Killing of Carl Volkner

File:Patara Raukatauri (ca. 1922).jpg
Pai Mārire prophet Patara Raukatauri, who spread the religion in the east coast.

In early 1865 Pai Mārire leader Te Ua Haumene sent two prophets, Kereopa Te Rau and Patara Raukatauri, to convert East Coast tribes. Kereopa, an ageing veteran of the Waikato wars, carried with him the head of Captain P.W.J. Lloyd, who had been killed in the Ahuahu attack of April 1864 in Taranaki. Kereopa had lost his family in the bloody British raid on Rangiaowhia the previous year and blamed much of the massacre of women and children on missionary complicity, so he and his followers sought utu, or revenge, against missionaries.[3] In Whakatane he demanded that Ngāti Awa iwi hand over the local Roman Catholic priest; without waiting for a result the pair continued on to Opotiki, where they succeeded in winning the allegiance of local Māori from the Whakatohea iwi to the Pai Mārire creeds. German-born Lutheran missionary Carl Sylvius Volkner, who had lived in Opotiki for four years, was absent in Auckland and Patara, believing the cleric was acting as a government spy, wrote him a letter stating that missionaries would henceforth not be permitted to live among Māori and ordered him not to return. Ignoring warnings that his life was in danger, Volkner sailed back to Opotiki, arriving on 1 March. The schooner was looted and Volkner and another missionary, Thomas Grace, were taken captive. The following day Volkner was hanged, then beheaded. In a church service that followed, Kereopa swallowed Volkner's eyes—momentarily choking on one of them—and passed around a chalice containing the missionary's blood for it to be consumed by his congregation. Grace remained captive for two weeks before escaping.[4]

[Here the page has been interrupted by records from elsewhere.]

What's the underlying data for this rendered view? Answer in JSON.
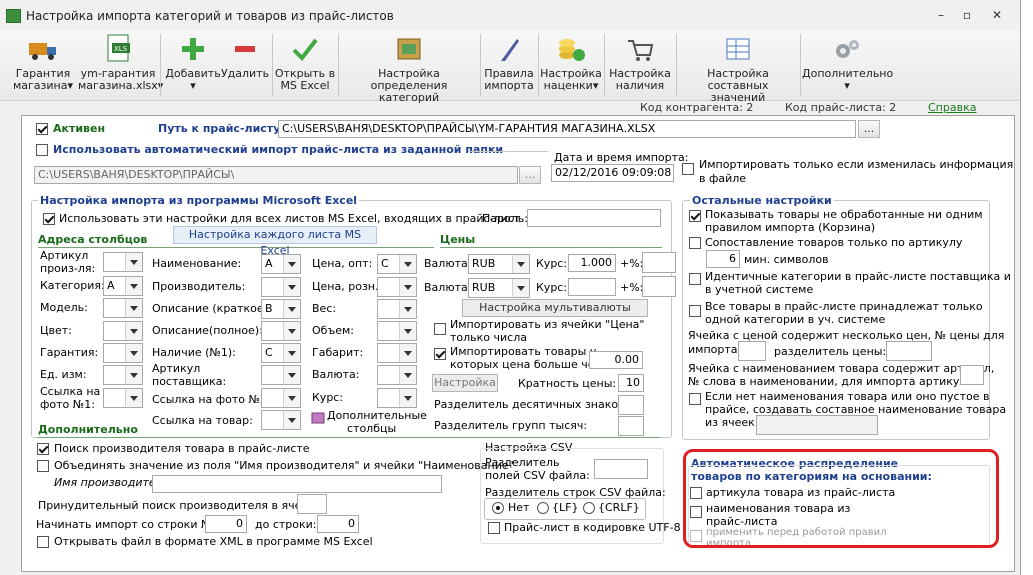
{
  "window": {
    "title": "Настройка импорта категорий и товаров из прайс-листов",
    "min": "–",
    "max": "▫",
    "close": "✕"
  },
  "toolbar": {
    "items": [
      {
        "label1": "Гарантия",
        "label2": "магазина▾"
      },
      {
        "label1": "ym-гарантия",
        "label2": "магазина.xlsx▾"
      },
      {
        "label1": "Добавить",
        "label2": "▾"
      },
      {
        "label1": "Удалить",
        "label2": ""
      },
      {
        "label1": "Открыть в",
        "label2": "MS Excel"
      },
      {
        "label1": "Настройка определения",
        "label2": "категорий"
      },
      {
        "label1": "Правила",
        "label2": "импорта"
      },
      {
        "label1": "Настройка",
        "label2": "наценки▾"
      },
      {
        "label1": "Настройка",
        "label2": "наличия"
      },
      {
        "label1": "Настройка составных",
        "label2": "значений"
      },
      {
        "label1": "Дополнительно",
        "label2": "▾"
      }
    ],
    "xls_badge": "XLS"
  },
  "status": {
    "contractor_code": "Код контрагента: 2",
    "pricelist_code": "Код прайс-листа: 2",
    "help": "Справка"
  },
  "top": {
    "active": "Активен",
    "path_label": "Путь к прайс-листу:",
    "path_value": "C:\\USERS\\ВАНЯ\\DESKTOP\\ПРАЙСЫ\\YM-ГАРАНТИЯ МАГАЗИНА.XLSX",
    "browse": "...",
    "auto_import": "Использовать автоматический импорт прайс-листа из заданной папки",
    "folder_value": "C:\\USERS\\ВАНЯ\\DESKTOP\\ПРАЙСЫ\\",
    "datetime_label": "Дата и время импорта:",
    "datetime_value": "02/12/2016 09:09:08",
    "only_changed": "Импортировать только если изменилась информация",
    "only_changed2": "в файле"
  },
  "excel": {
    "title": "Настройка импорта из программы Microsoft Excel",
    "use_all": "Использовать эти настройки для всех листов MS Excel, входящих в прайс-лист",
    "password": "Пароль:",
    "col_addr": "Адреса столбцов",
    "each_sheet": "Настройка каждого листа MS Excel",
    "prices": "Цены",
    "article": "Артикул",
    "article2": "произ-ля:",
    "category": "Категория:",
    "category_val": "A",
    "model": "Модель:",
    "color": "Цвет:",
    "warranty": "Гарантия:",
    "unit": "Ед. изм:",
    "photo_link": "Ссылка на",
    "photo_link2": "фото №1:",
    "name": "Наименование:",
    "name_val": "A",
    "producer": "Производитель:",
    "desc_short": "Описание (краткое):",
    "desc_short_val": "B",
    "desc_full": "Описание(полное):",
    "avail": "Наличие (№1):",
    "avail_val": "C",
    "supp_art": "Артикул",
    "supp_art2": "поставщика:",
    "photo2": "Ссылка на фото №2:",
    "prod_link": "Ссылка на товар:",
    "price_opt": "Цена, опт:",
    "price_opt_val": "C",
    "price_retail": "Цена, розн.:",
    "weight": "Вес:",
    "volume": "Объем:",
    "size": "Габарит:",
    "currency": "Валюта:",
    "rate_col": "Курс:",
    "extra_cols": "Дополнительные",
    "extra_cols2": "столбцы",
    "val_label": "Валюта:",
    "val1": "RUB",
    "val2": "RUB",
    "rate_label": "Курс:",
    "rate1": "1.000",
    "plus_pct": "+%:",
    "multicurrency": "Настройка мультивалюты",
    "numbers_only": "Импортировать из ячейки \"Цена\"",
    "numbers_only2": "только числа",
    "price_gt": "Импортировать товары у",
    "price_gt2": "которых цена больше чем:",
    "price_gt_val": "0.00",
    "setting": "Настройка",
    "multiplicity": "Кратность цены:",
    "multiplicity_val": "10",
    "dec_sep": "Разделитель десятичных знаков:",
    "grp_sep": "Разделитель групп тысяч:"
  },
  "additional": {
    "title": "Дополнительно",
    "find_producer": "Поиск производителя товара в прайс-листе",
    "merge": "Объединять значение из поля \"Имя производителя\" и ячейки \"Наименование\"",
    "producer_name": "Имя производителя:",
    "force_search": "Принудительный поиск производителя в ячейке:",
    "start_row": "Начинать импорт со строки №:",
    "start_row_val": "0",
    "to_row": "до строки:",
    "to_row_val": "0",
    "open_xml": "Открывать файл в формате XML в программе MS Excel"
  },
  "csv": {
    "title": "Настройка CSV",
    "field_sep": "Разделитель",
    "field_sep2": "полей CSV файла:",
    "row_sep": "Разделитель строк CSV файла:",
    "no": "Нет",
    "lf": "{LF}",
    "crlf": "{CRLF}",
    "utf8": "Прайс-лист в кодировке UTF-8"
  },
  "other": {
    "title": "Остальные настройки",
    "show_unprocessed": "Показывать товары не обработанные ни одним",
    "show_unprocessed2": "правилом импорта (Корзина)",
    "match_article": "Сопоставление товаров только по артикулу",
    "min_symbols_val": "6",
    "min_symbols": "мин. символов",
    "identical": "Идентичные категории в прайс-листе поставщика и",
    "identical2": "в учетной системе",
    "all_one_cat": "Все товары в прайс-листе принадлежат только",
    "all_one_cat2": "одной категории в уч. системе",
    "multi_price": "Ячейка с ценой содержит несколько цен, № цены для",
    "multi_price2": "импорта:",
    "price_sep": "разделитель цены:",
    "name_contains": "Ячейка с наименованием товара содержит артикул,",
    "name_contains2": "№ слова в наименовании, для импорта артикула:",
    "no_name": "Если нет наименования товара или оно пустое в",
    "no_name2": "прайсе, создавать составное наименование товара",
    "no_name3": "из ячеек:"
  },
  "auto_dist": {
    "title": "Автоматическое распределение",
    "title2": "товаров по категориям на основании:",
    "by_article": "артикула товара из прайс-листа",
    "by_name": "наименования товара из",
    "by_name2": "прайс-листа",
    "apply": "применить перед работой правил",
    "apply2": "импорта"
  },
  "colors": {
    "accent_green": "#1a6a1a",
    "accent_blue": "#1f3f8f",
    "highlight": "#e02020"
  }
}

A poorly-armed Māori party led by chiefs including Ropata Wahawaha mounted an unsuccessful raid on Pai Mārire adherents at Mangaone, near Pukemaire, on 10 June 1865.[5] After several more small engagements in the Waiapu Valley a delegation of east coast chiefs led by Mokena Kohere appealed to Donald McLean, the new Provincial Superintendent of Hawke's Bay, for arms and reinforcements to subdue the uprising. McLean immediately supplied Mokena with weapons and ammunition, then dispatched about 100 Colonial Defence Force troops under Major James Fraser. The HMS Eclipse landed the troops at Hicks Bay and at the mouth of the Waiapu River on 5 July 1865 in a bid to capture Kereopa and Patara, shelling their Hauhau enemy the next day.[6] When a trading cutter following the troops anchored off Whakatane on 22 July to allow surveyor and government interpreter James Fulloon to go ashore to investigate the local mood, it was boarded by Pai Mārire converts at the orders of Taranaki prophet Horomona. Fulloon and two of its crew were shot and killed and the vessel's mast was taken ashore and erected as a niu or sacred pole for Pai Mārire rites.[4][7]

East Coast expedition

In Auckland, fears grew that the spread of Pai Mārire could unite tribes against settlers in a tide of religious fanaticism. The problem posed a major challenge for the cash-starved government which, already under pressure from London to release British troops for overseas deployment, had deployed the bulk of available forces in Taranaki and Wanganui, where much of their foe was also aligned with Pai Mārire.[2] Without informing the British commander in New Zealand, General Duncan Cameron, Governor George Grey delegated large powers to McLean to use friendly Māori and local volunteers to put down disturbances and punish Volkner's killers.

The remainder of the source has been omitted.